Jan-Oliver Wagner writes:
no, you are not going mad :-) StarOffice is _no_ Free Software.
Yesterday I had a talk on Free Software and GIS at University of Munster and exactly the same statement came up from the audience. It is really interesting how it evolved that so many people think of StarOffice as Free Software.
I experience the same problems :-( Sun deliberatly marketed it to achieve this result. Since OpenOffice is Free Software people say StarOffice and OpenOffice interchangeably and they even *use* StarOffice because OpenOffice is Free Software. To me it's like using Oracle because MySQL is Free Software. There is hardly any rationale in this behaviour but it's there anyway. I guess the only thing we can do is to constantly remind people that OpenOffice is Free Software, not StarOffice. That reminds me of people not willing to see the difference between the Open Source movement and the Free Software movement.
Cheers,
On Wed, 2002-04-24 at 18:14, Loic Dachary wrote:
I experience the same problems :-( Sun deliberatly marketed it to achieve this result. Since OpenOffice is Free Software people say StarOffice and OpenOffice interchangeably and they even *use* StarOffice because OpenOffice is Free Software.

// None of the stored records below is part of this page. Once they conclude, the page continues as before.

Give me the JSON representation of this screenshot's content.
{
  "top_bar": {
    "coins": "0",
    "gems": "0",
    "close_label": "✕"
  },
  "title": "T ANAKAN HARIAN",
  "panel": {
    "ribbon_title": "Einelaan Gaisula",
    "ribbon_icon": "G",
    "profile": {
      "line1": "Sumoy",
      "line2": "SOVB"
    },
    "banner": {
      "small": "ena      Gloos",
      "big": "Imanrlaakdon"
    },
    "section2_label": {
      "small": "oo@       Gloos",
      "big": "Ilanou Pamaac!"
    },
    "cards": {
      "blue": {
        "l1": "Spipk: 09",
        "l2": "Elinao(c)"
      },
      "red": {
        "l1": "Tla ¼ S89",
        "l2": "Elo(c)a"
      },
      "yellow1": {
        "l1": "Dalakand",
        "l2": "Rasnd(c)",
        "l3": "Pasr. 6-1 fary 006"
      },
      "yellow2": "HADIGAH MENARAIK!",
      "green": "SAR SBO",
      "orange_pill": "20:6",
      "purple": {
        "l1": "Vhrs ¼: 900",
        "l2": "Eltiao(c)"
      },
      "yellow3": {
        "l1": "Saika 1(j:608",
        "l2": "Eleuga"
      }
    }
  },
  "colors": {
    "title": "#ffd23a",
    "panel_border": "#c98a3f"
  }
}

What shows that StarOffice is marketed more is that we don't even have the right name for the Free alternative - the name of the software is now "OpenOffice.org" (I believe the correct short name is "OOo" :).
On the brighter side, I got pulled up for this (saying OpenOffice instead of OpenOffice.org) in something I wrote recently by a "volunteer marketer" for OpenOffice.org - so, this is obviously a problem that they recognise, and there are people reading things and making sure that people make the correct distinction between StarOffice and OpenOffice.org. Perhaps we can prod them a little so that they also make the distinction between the types of licence as well as the name - although, they may well do that already, I don't know.
Cheers,
Alex.
On Wed, Apr 24, 2002 at 06:47:59PM +0100, Alex Hudson wrote:
On the brighter side, I got pulled up for this (saying OpenOffice instead of OpenOffice.org) in something I wrote recently by a "volunteer marketer" for OpenOffice.org - so, this is obviously a problem that they recognise, and there are people reading things and making sure that people make the correct distinction between StarOffice and OpenOffice.org. Perhaps we can prod them a little so that they also make the distinction between the types of licence as well as the name - although, they may well do that already, I don't know.

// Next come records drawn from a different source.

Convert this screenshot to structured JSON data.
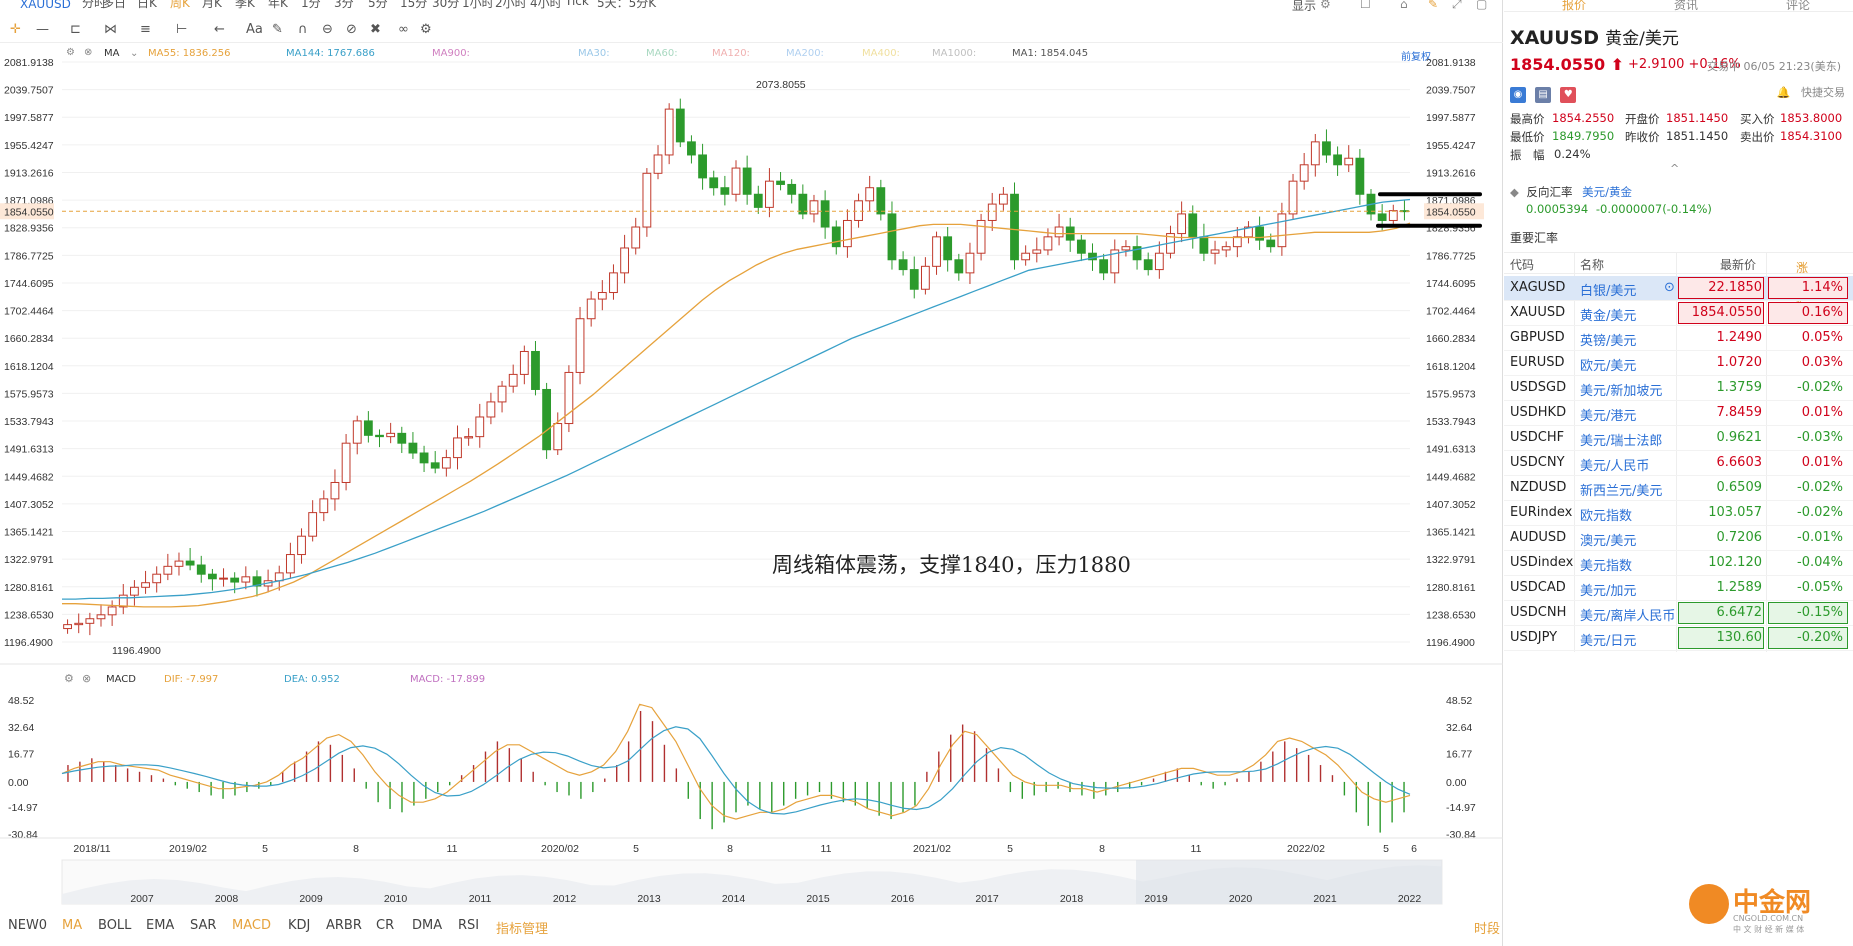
{
  "toolbar": {
    "symbol": "XAUUSD",
    "periods": [
      "分时",
      "多日",
      "日K",
      "周K",
      "月K",
      "季K",
      "年K",
      "1分",
      "3分",
      "5分",
      "15分",
      "30分",
      "1小时",
      "2小时",
      "4小时",
      "Tick",
      "5天：5分K"
    ],
    "active_period": "周K",
    "display_label": "显示"
  },
  "drawing_tools": {
    "text_tool": "Aa"
  },
  "ma_indicator": {
    "name": "MA",
    "items": [
      {
        "label": "MA55: 1836.256",
        "color": "#e6a23c"
      },
      {
        "label": "MA144: 1767.686",
        "color": "#3aa0c8"
      },
      {
        "label": "MA900:",
        "color": "#d080c0"
      },
      {
        "label": "MA30:",
        "color": "#9bc8e8"
      },
      {
        "label": "MA60:",
        "color": "#a8d8c0"
      },
      {
        "label": "MA120:",
        "color": "#f0b0b0"
      },
      {
        "label": "MA200:",
        "color": "#b0d0f0"
      },
      {
        "label": "MA400:",
        "color": "#f0e0a0"
      },
      {
        "label": "MA1000:",
        "color": "#c0c0c0"
      },
      {
        "label": "MA1: 1854.045",
        "color": "#555555"
      }
    ],
    "restore_label": "前复权"
  },
  "chart_data": [
    {
      "type": "candlestick",
      "title": "",
      "annotation": "周线箱体震荡，支撑1840，压力1880",
      "y_ticks": [
        "2081.9138",
        "2039.7507",
        "1997.5877",
        "1955.4247",
        "1913.2616",
        "1871.0986",
        "1828.9356",
        "1786.7725",
        "1744.6095",
        "1702.4464",
        "1660.2834",
        "1618.1204",
        "1575.9573",
        "1533.7943",
        "1491.6313",
        "1449.4682",
        "1407.3052",
        "1365.1421",
        "1322.9791",
        "1280.8161",
        "1238.6530",
        "1196.4900"
      ],
      "ylim": [
        1196.49,
        2081.9138
      ],
      "current_price": "1854.0550",
      "max_label": "2073.8055",
      "min_label": "1196.4900",
      "x_ticks": [
        "2018/11",
        "2019/02",
        "5",
        "8",
        "11",
        "2020/02",
        "5",
        "8",
        "11",
        "2021/02",
        "5",
        "8",
        "11",
        "2022/02",
        "5",
        "6"
      ],
      "ma_series": [
        {
          "name": "MA55",
          "color": "#e6a23c"
        },
        {
          "name": "MA144",
          "color": "#3aa0c8"
        }
      ],
      "closes": [
        1223,
        1225,
        1232,
        1238,
        1250,
        1268,
        1280,
        1287,
        1300,
        1312,
        1320,
        1314,
        1300,
        1293,
        1294,
        1288,
        1296,
        1282,
        1290,
        1302,
        1330,
        1358,
        1394,
        1415,
        1440,
        1500,
        1534,
        1512,
        1510,
        1515,
        1500,
        1485,
        1470,
        1462,
        1478,
        1508,
        1510,
        1540,
        1563,
        1587,
        1605,
        1640,
        1582,
        1490,
        1530,
        1608,
        1690,
        1720,
        1730,
        1760,
        1798,
        1830,
        1912,
        1940,
        2010,
        1960,
        1940,
        1905,
        1890,
        1880,
        1920,
        1880,
        1860,
        1900,
        1895,
        1880,
        1850,
        1870,
        1830,
        1800,
        1840,
        1870,
        1890,
        1850,
        1780,
        1765,
        1735,
        1770,
        1815,
        1780,
        1760,
        1790,
        1840,
        1865,
        1880,
        1780,
        1790,
        1795,
        1815,
        1830,
        1810,
        1790,
        1780,
        1760,
        1795,
        1800,
        1780,
        1765,
        1790,
        1820,
        1850,
        1815,
        1790,
        1795,
        1800,
        1815,
        1830,
        1810,
        1800,
        1850,
        1900,
        1925,
        1960,
        1940,
        1925,
        1935,
        1880,
        1850,
        1840,
        1855,
        1854
      ],
      "ma55": [
        1255,
        1255,
        1254,
        1253,
        1252,
        1251,
        1250,
        1250,
        1250,
        1251,
        1252,
        1255,
        1258,
        1262,
        1266,
        1272,
        1280,
        1288,
        1298,
        1310,
        1322,
        1334,
        1346,
        1358,
        1370,
        1382,
        1394,
        1406,
        1418,
        1430,
        1442,
        1455,
        1468,
        1482,
        1496,
        1510,
        1526,
        1542,
        1558,
        1574,
        1592,
        1610,
        1628,
        1646,
        1664,
        1682,
        1700,
        1718,
        1734,
        1748,
        1760,
        1772,
        1782,
        1790,
        1796,
        1800,
        1804,
        1808,
        1812,
        1816,
        1820,
        1824,
        1828,
        1832,
        1834,
        1834,
        1834,
        1832,
        1830,
        1828,
        1826,
        1824,
        1822,
        1820,
        1820,
        1820,
        1820,
        1820,
        1820,
        1820,
        1818,
        1816,
        1814,
        1814,
        1814,
        1814,
        1814,
        1814,
        1814,
        1816,
        1818,
        1820,
        1822,
        1822,
        1822,
        1822,
        1822,
        1824,
        1828,
        1836
      ],
      "ma144": [
        1262,
        1262,
        1263,
        1263,
        1264,
        1264,
        1265,
        1266,
        1267,
        1268,
        1270,
        1272,
        1275,
        1278,
        1282,
        1286,
        1290,
        1295,
        1300,
        1306,
        1312,
        1318,
        1325,
        1332,
        1340,
        1348,
        1356,
        1364,
        1372,
        1380,
        1388,
        1396,
        1405,
        1414,
        1423,
        1432,
        1441,
        1450,
        1460,
        1470,
        1480,
        1490,
        1500,
        1510,
        1520,
        1530,
        1540,
        1550,
        1560,
        1570,
        1580,
        1590,
        1600,
        1610,
        1620,
        1630,
        1640,
        1650,
        1660,
        1668,
        1676,
        1684,
        1692,
        1700,
        1708,
        1716,
        1724,
        1732,
        1740,
        1748,
        1756,
        1764,
        1768,
        1772,
        1776,
        1780,
        1784,
        1788,
        1792,
        1796,
        1800,
        1804,
        1808,
        1812,
        1816,
        1820,
        1824,
        1828,
        1832,
        1836,
        1840,
        1844,
        1848,
        1852,
        1856,
        1860,
        1864,
        1868,
        1870,
        1872
      ]
    },
    {
      "type": "bar",
      "title": "",
      "indicator": "MACD",
      "legend": [
        {
          "label": "DIF: -7.997",
          "color": "#e6a23c"
        },
        {
          "label": "DEA: 0.952",
          "color": "#3aa0c8"
        },
        {
          "label": "MACD: -17.899",
          "color": "#c070c0"
        }
      ],
      "y_ticks": [
        "48.52",
        "32.64",
        "16.77",
        "0.00",
        "-14.97",
        "-30.84"
      ],
      "ylim": [
        -30.84,
        48.52
      ],
      "hist": [
        10,
        12,
        14,
        12,
        10,
        8,
        6,
        4,
        2,
        -2,
        -4,
        -6,
        -8,
        -10,
        -8,
        -6,
        -4,
        -2,
        6,
        12,
        18,
        24,
        22,
        16,
        8,
        -4,
        -12,
        -16,
        -18,
        -14,
        -10,
        -6,
        -2,
        4,
        10,
        18,
        24,
        20,
        14,
        6,
        -2,
        -6,
        -8,
        -10,
        -6,
        2,
        10,
        24,
        42,
        36,
        22,
        8,
        -10,
        -22,
        -28,
        -24,
        -18,
        -14,
        -16,
        -18,
        -14,
        -10,
        -8,
        -6,
        -10,
        -12,
        -14,
        -16,
        -20,
        -22,
        -18,
        -14,
        6,
        18,
        28,
        34,
        30,
        20,
        8,
        -6,
        -10,
        -8,
        -6,
        -4,
        -6,
        -8,
        -10,
        -8,
        -6,
        -4,
        -2,
        2,
        6,
        8,
        4,
        -2,
        -4,
        -2,
        2,
        6,
        12,
        18,
        24,
        20,
        16,
        10,
        4,
        -8,
        -18,
        -26,
        -30,
        -24,
        -18
      ],
      "dif": [
        5,
        8,
        10,
        12,
        12,
        10,
        9,
        8,
        7,
        4,
        2,
        0,
        -2,
        -4,
        -4,
        -3,
        -2,
        0,
        4,
        10,
        14,
        20,
        26,
        28,
        24,
        16,
        6,
        -2,
        -8,
        -12,
        -12,
        -10,
        -6,
        0,
        6,
        12,
        18,
        22,
        22,
        18,
        14,
        10,
        6,
        4,
        6,
        10,
        18,
        30,
        46,
        44,
        34,
        24,
        10,
        -4,
        -14,
        -20,
        -22,
        -20,
        -18,
        -18,
        -16,
        -12,
        -10,
        -8,
        -8,
        -10,
        -12,
        -16,
        -18,
        -20,
        -18,
        -14,
        -4,
        10,
        22,
        30,
        28,
        20,
        12,
        4,
        0,
        -2,
        -2,
        -2,
        -4,
        -4,
        -6,
        -4,
        -2,
        0,
        2,
        4,
        6,
        8,
        8,
        6,
        4,
        4,
        6,
        10,
        16,
        24,
        26,
        24,
        20,
        16,
        10,
        2,
        -6,
        -10,
        -12,
        -10,
        -8
      ]
    }
  ],
  "timeline": {
    "years": [
      "2007",
      "2008",
      "2009",
      "2010",
      "2011",
      "2012",
      "2013",
      "2014",
      "2015",
      "2016",
      "2017",
      "2018",
      "2019",
      "2020",
      "2021",
      "2022"
    ]
  },
  "indicator_tabs": {
    "items": [
      "NEW0",
      "MA",
      "BOLL",
      "EMA",
      "SAR",
      "MACD",
      "KDJ",
      "ARBR",
      "CR",
      "DMA",
      "RSI",
      "指标管理"
    ],
    "right_label": "时段"
  },
  "side_panel": {
    "tabs": [
      "报价",
      "资讯",
      "评论"
    ],
    "symbol": "XAUUSD",
    "name": "黄金/美元",
    "price": "1854.0550",
    "change": "+2.9100",
    "change_pct": "+0.16%",
    "status": "交易中 06/05 21:23(美东)",
    "quick_trade": "快捷交易",
    "stats": {
      "high_label": "最高价",
      "high": "1854.2550",
      "open_label": "开盘价",
      "open": "1851.1450",
      "bid_label": "买入价",
      "bid": "1853.8000",
      "low_label": "最低价",
      "low": "1849.7950",
      "prev_label": "昨收价",
      "prev": "1851.1450",
      "ask_label": "卖出价",
      "ask": "1854.3100",
      "amp_label": "振　幅",
      "amp": "0.24%"
    },
    "reverse": {
      "label": "反向汇率",
      "pair": "美元/黄金",
      "value": "0.0005394",
      "change": "-0.0000007(-0.14%)"
    },
    "section_title": "重要汇率",
    "table_headers": [
      "代码",
      "名称",
      "最新价",
      "涨跌幅"
    ],
    "rows": [
      {
        "code": "XAGUSD",
        "name": "白银/美元",
        "price": "22.1850",
        "pct": "1.14%",
        "dir": "up",
        "boxed": true,
        "selected": true
      },
      {
        "code": "XAUUSD",
        "name": "黄金/美元",
        "price": "1854.0550",
        "pct": "0.16%",
        "dir": "up",
        "boxed": true,
        "selected": false
      },
      {
        "code": "GBPUSD",
        "name": "英镑/美元",
        "price": "1.2490",
        "pct": "0.05%",
        "dir": "up",
        "boxed": false,
        "selected": false
      },
      {
        "code": "EURUSD",
        "name": "欧元/美元",
        "price": "1.0720",
        "pct": "0.03%",
        "dir": "up",
        "boxed": false,
        "selected": false
      },
      {
        "code": "USDSGD",
        "name": "美元/新加坡元",
        "price": "1.3759",
        "pct": "-0.02%",
        "dir": "dn",
        "boxed": false,
        "selected": false
      },
      {
        "code": "USDHKD",
        "name": "美元/港元",
        "price": "7.8459",
        "pct": "0.01%",
        "dir": "up",
        "boxed": false,
        "selected": false
      },
      {
        "code": "USDCHF",
        "name": "美元/瑞士法郎",
        "price": "0.9621",
        "pct": "-0.03%",
        "dir": "dn",
        "boxed": false,
        "selected": false
      },
      {
        "code": "USDCNY",
        "name": "美元/人民币",
        "price": "6.6603",
        "pct": "0.01%",
        "dir": "up",
        "boxed": false,
        "selected": false
      },
      {
        "code": "NZDUSD",
        "name": "新西兰元/美元",
        "price": "0.6509",
        "pct": "-0.02%",
        "dir": "dn",
        "boxed": false,
        "selected": false
      },
      {
        "code": "EURindex",
        "name": "欧元指数",
        "price": "103.057",
        "pct": "-0.02%",
        "dir": "dn",
        "boxed": false,
        "selected": false
      },
      {
        "code": "AUDUSD",
        "name": "澳元/美元",
        "price": "0.7206",
        "pct": "-0.01%",
        "dir": "dn",
        "boxed": false,
        "selected": false
      },
      {
        "code": "USDindex",
        "name": "美元指数",
        "price": "102.120",
        "pct": "-0.04%",
        "dir": "dn",
        "boxed": false,
        "selected": false
      },
      {
        "code": "USDCAD",
        "name": "美元/加元",
        "price": "1.2589",
        "pct": "-0.05%",
        "dir": "dn",
        "boxed": false,
        "selected": false
      },
      {
        "code": "USDCNH",
        "name": "美元/离岸人民币",
        "price": "6.6472",
        "pct": "-0.15%",
        "dir": "dn",
        "boxed": true,
        "selected": false
      },
      {
        "code": "USDJPY",
        "name": "美元/日元",
        "price": "130.60",
        "pct": "-0.20%",
        "dir": "dn",
        "boxed": true,
        "selected": false
      }
    ],
    "logo": {
      "name": "中金网",
      "url_text": "CNGOLD.COM.CN",
      "tagline": "中 文 财 经 新 媒 体"
    }
  }
}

They should just make StarOffice free and you wouldn't have those problems.
Jeroen Dekkers
On 24 Apr 2002, at 19:54, Jeroen Dekkers wrote:
On Wed, Apr 24, 2002 at 06:47:59PM +0100, Alex Hudson wrote:
On the brighter side, I got pulled up for this (saying OpenOffice instead of OpenOffice.org) in something I wrote recently by a "volunteer marketer" for OpenOffice.org - so, this is obviously a problem that they recognise, and there are people reading things and making sure that people make the correct distinction between StarOffice and OpenOffice.org. Perhaps we can prod them a little so that they also make the distinction between the types of licence as well as the name - although, they may well do that already, I don't know.
They should just make StarOffice free and you wouldn't have those problems.

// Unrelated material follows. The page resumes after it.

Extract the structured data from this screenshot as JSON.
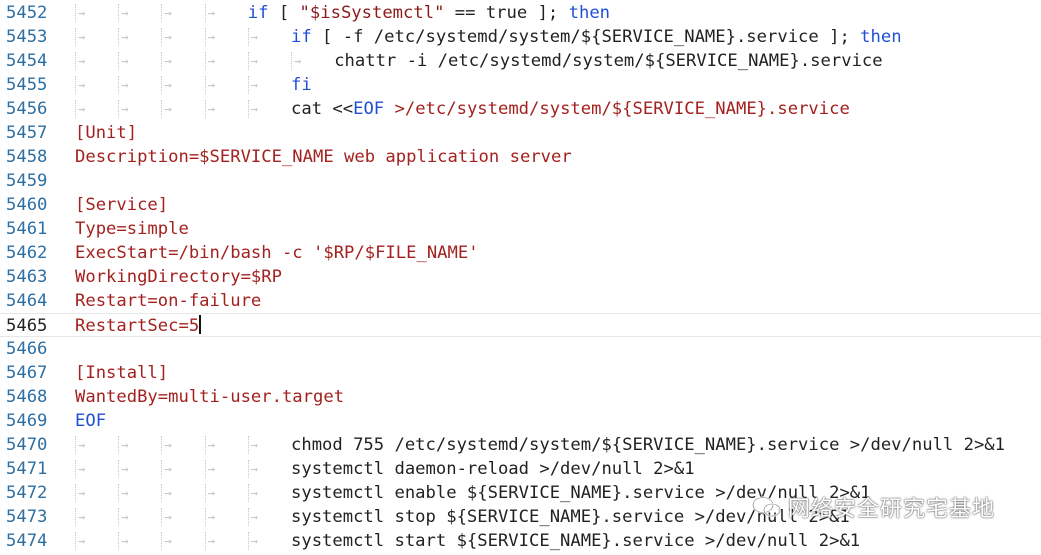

SUN has just kindly agreed to go in the other direction. StarOffice has now to be paid for (as Version 6). Maybe that gets people noticing - maybe.
Cheers J.
On Thu, 2002-04-25 at 12:11, joack@gmx.net wrote:
They should just make StarOffice free and you wouldn't have those problems.
SUN has just kindly agreed to go in the other direction. StarOffice has now to be paid for (as Version 6). Maybe that gets people noticing - maybe.
On other happy news, GUADEC 3 helped spun new life into the GNOME Office project, partly because of the dire news of OO and SO.